By Lisa Gissendaner, NNPA Guest Columnist
Whitney Richards Callathes – a young person navigating the difficulties she confronts as a woman of color and an undocumented immigrant completing her education – has an added responsibility. She is the primary caretaker for her incarcerated uncle. Whitney shared her story about how this additional burden has affected her life at a town hall meeting held last October hosted by the African American Policy Forum (AAPF) and Girls for Gender Equity. She explained:
[This] adds undue pressure in our own lives, right? Potentially pushing us out of school, forcing us to get second, third jobs, and working late into the night, while we are still responsible for caretaking, right? And often times, it isn’t considered or looked at as a burden or gendered form of oppression because we are expected to do it, right? It’s women’s work. It’s supposed to be a labor of love…and even when we ask for help, there is often little help to be provided.
On top of experiencing racial inequities that parallel the ones confronting men and boys, women and girls of color face unique challenges because of their gender. Whitney’s story illustrates how gender-specific factors function to exacerbate the effects of systemic forms of racism. Yet, traditional conceptions of racial justice consistently ignore these sorts of concerns.
In response to the erasure of these concerns, AAPF released Black Girls Matter: Pushed Out, Overpoliced and Underprotected last month. This report sheds light on the barriers to success that Black and other girls of color encounter in the New York and Boston public schools. Toward this end, it assesses the impact of excessively punitive disciplinary policies on girls of color. In so doing, it demonstrates that the racialized risks associated with unduly harsh disciplinary measures and the school-to-prison pipeline are real and substantial obstacles for girls as well as boys.
The report pushes back against the popular narrative that only boys of color are seriously at risk in this arena. It illuminates the gender-specific obstacles such as pregnancy, sexual harassment, and caretaking responsibilities that can disastrously undermine the performance of girls in school. These concerns, however, are largely absent from the public discourse on the challenges confronted by youth of color.

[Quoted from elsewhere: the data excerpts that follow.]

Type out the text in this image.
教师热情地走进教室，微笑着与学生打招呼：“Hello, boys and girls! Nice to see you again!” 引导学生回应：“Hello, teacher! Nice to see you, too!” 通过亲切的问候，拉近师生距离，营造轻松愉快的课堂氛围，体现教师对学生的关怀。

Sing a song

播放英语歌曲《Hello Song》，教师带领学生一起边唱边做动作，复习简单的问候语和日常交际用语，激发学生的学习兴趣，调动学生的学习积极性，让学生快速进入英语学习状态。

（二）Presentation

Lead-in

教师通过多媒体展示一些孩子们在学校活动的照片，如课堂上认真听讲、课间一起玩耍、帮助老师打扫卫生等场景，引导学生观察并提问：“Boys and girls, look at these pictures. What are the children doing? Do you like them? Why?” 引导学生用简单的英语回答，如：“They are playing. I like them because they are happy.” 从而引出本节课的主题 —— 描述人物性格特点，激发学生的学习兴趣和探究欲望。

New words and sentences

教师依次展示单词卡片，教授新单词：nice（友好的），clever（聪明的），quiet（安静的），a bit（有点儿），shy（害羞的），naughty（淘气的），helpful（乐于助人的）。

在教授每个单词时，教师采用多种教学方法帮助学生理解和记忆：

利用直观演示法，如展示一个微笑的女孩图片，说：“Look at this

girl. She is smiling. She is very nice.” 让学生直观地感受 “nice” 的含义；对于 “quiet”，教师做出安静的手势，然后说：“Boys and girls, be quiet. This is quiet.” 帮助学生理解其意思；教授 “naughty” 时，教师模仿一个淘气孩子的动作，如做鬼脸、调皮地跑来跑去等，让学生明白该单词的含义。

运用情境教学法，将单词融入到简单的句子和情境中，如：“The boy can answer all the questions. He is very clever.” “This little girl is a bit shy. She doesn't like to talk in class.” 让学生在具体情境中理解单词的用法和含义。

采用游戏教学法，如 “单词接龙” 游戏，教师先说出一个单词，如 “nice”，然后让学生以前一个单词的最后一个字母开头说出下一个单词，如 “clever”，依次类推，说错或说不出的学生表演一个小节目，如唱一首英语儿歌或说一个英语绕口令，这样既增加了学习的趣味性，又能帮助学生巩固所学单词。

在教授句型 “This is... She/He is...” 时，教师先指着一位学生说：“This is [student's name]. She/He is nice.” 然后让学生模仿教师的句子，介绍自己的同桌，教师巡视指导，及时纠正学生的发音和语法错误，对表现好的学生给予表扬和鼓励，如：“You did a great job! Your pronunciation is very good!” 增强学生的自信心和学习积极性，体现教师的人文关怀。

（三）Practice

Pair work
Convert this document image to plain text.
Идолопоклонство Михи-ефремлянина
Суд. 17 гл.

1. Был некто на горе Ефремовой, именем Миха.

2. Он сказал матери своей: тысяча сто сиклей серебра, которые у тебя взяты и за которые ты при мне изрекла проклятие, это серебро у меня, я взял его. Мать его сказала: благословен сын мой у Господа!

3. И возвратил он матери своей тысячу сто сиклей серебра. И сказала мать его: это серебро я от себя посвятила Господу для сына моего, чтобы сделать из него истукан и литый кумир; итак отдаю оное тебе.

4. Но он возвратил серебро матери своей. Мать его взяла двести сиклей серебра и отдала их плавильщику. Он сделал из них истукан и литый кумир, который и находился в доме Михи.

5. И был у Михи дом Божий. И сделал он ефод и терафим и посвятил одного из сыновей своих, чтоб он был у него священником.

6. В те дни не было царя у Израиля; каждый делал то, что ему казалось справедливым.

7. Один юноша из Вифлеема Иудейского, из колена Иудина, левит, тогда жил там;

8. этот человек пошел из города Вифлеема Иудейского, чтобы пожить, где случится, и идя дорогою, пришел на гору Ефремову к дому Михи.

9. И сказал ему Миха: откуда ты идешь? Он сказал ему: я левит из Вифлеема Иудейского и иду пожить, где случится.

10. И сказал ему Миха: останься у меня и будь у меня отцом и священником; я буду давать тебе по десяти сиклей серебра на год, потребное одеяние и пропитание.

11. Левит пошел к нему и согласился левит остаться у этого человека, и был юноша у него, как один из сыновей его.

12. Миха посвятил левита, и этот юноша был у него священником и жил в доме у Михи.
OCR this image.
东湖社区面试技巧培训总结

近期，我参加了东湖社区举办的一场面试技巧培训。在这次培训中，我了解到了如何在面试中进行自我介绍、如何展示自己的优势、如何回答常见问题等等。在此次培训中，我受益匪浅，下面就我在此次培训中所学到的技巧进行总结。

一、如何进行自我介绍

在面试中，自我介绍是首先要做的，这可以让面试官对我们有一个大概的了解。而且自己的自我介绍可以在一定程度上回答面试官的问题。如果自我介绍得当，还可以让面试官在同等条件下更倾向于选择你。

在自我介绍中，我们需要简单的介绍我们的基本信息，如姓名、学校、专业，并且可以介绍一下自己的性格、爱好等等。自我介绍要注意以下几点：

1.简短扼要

One of the greatest impediments facing girls trying to stay in school is pregnancy. Pregnancy and teen parenting often disproportionately affect the lives of teen mothers, and can dramatically alter how their teachers and fellow students treat them. One girl interviewed for the AAPF report noted that “you can be the father of three in the 9th grade, and at the end of the day no one really cares, but if you’re a girl, you know, those children are with you, they are seen.”
The National Campaign to Prevent Teen and Unplanned Pregnancy found that because of the additional responsibilities of childcare, only half of teen mothers finish high school by the age of 22, compared to 89 percent of girls overall. Moreover, the report reveals that there is a lifelong income gap for those without high school diplomas that is greater for women than for men.
Another major risk facing girls of color in and outside of school is sexual abuse. A 2011 study by Black Women’s Blueprint found that close to 60 percent of Black girls are victims of sexual assault by the age of 18. But, schools often fail to appropriately respond to or prevent this form of abuse.
Recently, two girls in sixth-grade in the Bronx alleged that they were sodomized for two hours; and no one had even bothered to look for them during that time, though they had missed two class periods. Afterward, rather than consent to the girl’s request, the school administrators decided they would not suspend the boys in question unless their accusers participated in a hearing where the boys would be present, a situation that would only further terrify them.
When even your teachers and school officials treat you with profound disrespect, Black and other girls of color may come to see themselves as unworthy of success. While White girls living in poverty may also experience some of the same societal ills, they do not face the same debilitating racial stereotypes. Our challenge, then, is to assure that all girls are viewed with respect and nurtured in a way such that they come to understand that they are worth investing in.
To accomplish this objective, we must lift up the voices of these girls, listen to their stories, and center their concerns at the heart of our vision of racial justice – a vision that should be inextricably linked to innovative large scale programmatic initiatives that target the concerns of our girls as aggressively as those developed to meet the needs of our boys.